“Pica” is the consumption of substances with no significant nutritional value such as soil, soap or ice.
It is a term I learned growing up near the Glore Psychiatric Hospital Museum in my hometown. The museum features a tray of nails laid out meticulously on a metal tray. Not just one, but 453 of them that a patient once swallowed. They were retrieved from their stomach and are now on display.

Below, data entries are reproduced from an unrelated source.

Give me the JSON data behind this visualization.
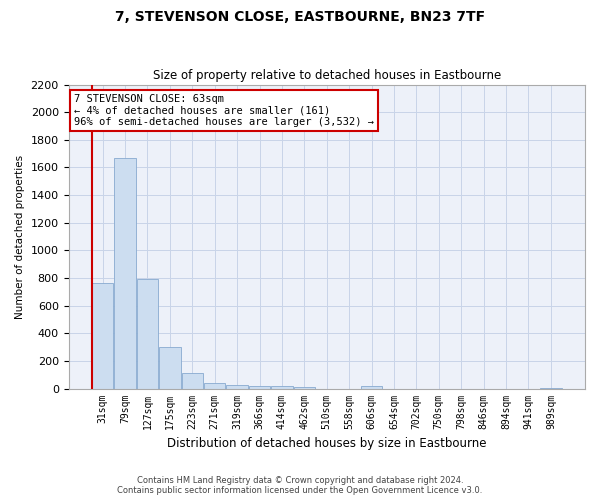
{
  "title": "7, STEVENSON CLOSE, EASTBOURNE, BN23 7TF",
  "subtitle": "Size of property relative to detached houses in Eastbourne",
  "xlabel": "Distribution of detached houses by size in Eastbourne",
  "ylabel": "Number of detached properties",
  "footer_line1": "Contains HM Land Registry data © Crown copyright and database right 2024.",
  "footer_line2": "Contains public sector information licensed under the Open Government Licence v3.0.",
  "categories": [
    "31sqm",
    "79sqm",
    "127sqm",
    "175sqm",
    "223sqm",
    "271sqm",
    "319sqm",
    "366sqm",
    "414sqm",
    "462sqm",
    "510sqm",
    "558sqm",
    "606sqm",
    "654sqm",
    "702sqm",
    "750sqm",
    "798sqm",
    "846sqm",
    "894sqm",
    "941sqm",
    "989sqm"
  ],
  "values": [
    767,
    1670,
    790,
    300,
    110,
    40,
    28,
    20,
    15,
    8,
    0,
    0,
    18,
    0,
    0,
    0,
    0,
    0,
    0,
    0,
    5
  ],
  "bar_color": "#ccddf0",
  "bar_edge_color": "#88aad0",
  "grid_color": "#c8d4e8",
  "background_color": "#edf1f9",
  "marker_color": "#cc0000",
  "annotation_line1": "7 STEVENSON CLOSE: 63sqm",
  "annotation_line2": "← 4% of detached houses are smaller (161)",
  "annotation_line3": "96% of semi-detached houses are larger (3,532) →",
  "annotation_box_color": "#ffffff",
  "annotation_border_color": "#cc0000",
  "ylim": [
    0,
    2200
  ],
  "yticks": [
    0,
    200,
    400,
    600,
    800,
    1000,
    1200,
    1400,
    1600,
    1800,
    2000,
    2200
  ]
}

So when I heard about IFC Film’s new feature, ‘Swallow’ I was intrigued. Add to it beautiful art direction and first time director Carlo Mirabella-Davis stacked with an amazing performance by Haley Bennett who disappears into a bizarre and delicate role and you have a movie that people will be talking about all year long. She is a force on screen without ever raising her voice. The creepiness (if you can call it that) lays in the curiosity of the character. The colors seem to jump off the screen and the modern setting are juxtaposing the old fashion 50’s house wife stereotype that Bennett’s character is forced to endure while her husband is consumed by his job.
We screened the film at our film festival, Panic Fest in Kansas City, MO where it took home awards for BEST FILM and BEST DIRECTOR.
Now you can catch it in select theaters and on demand and digital platforms March 6th!
On the surface, Hunter (Haley Bennett) appears to have it all. A newly pregnant housewife, she seems content to spend her time tending to an immaculate home and doting on her Ken-doll husband, Richie (Austin Stowell). However, as the pressure to meet her controlling in-laws and husband’s rigid expectations mounts, cracks begin to appear in her carefully created facade. Hunter develops a dangerous habit, and a dark secret from her past seeps out in the form of a disorder called pica – a condition that has her compulsively swallowing inedible, and oftentimes life-threatening, objects. A provocative and squirm-inducing psychological thriller, SWALLOW follows one woman’s unraveling as she struggles to reclaim independence in the face of an oppressive system by whatever means possible.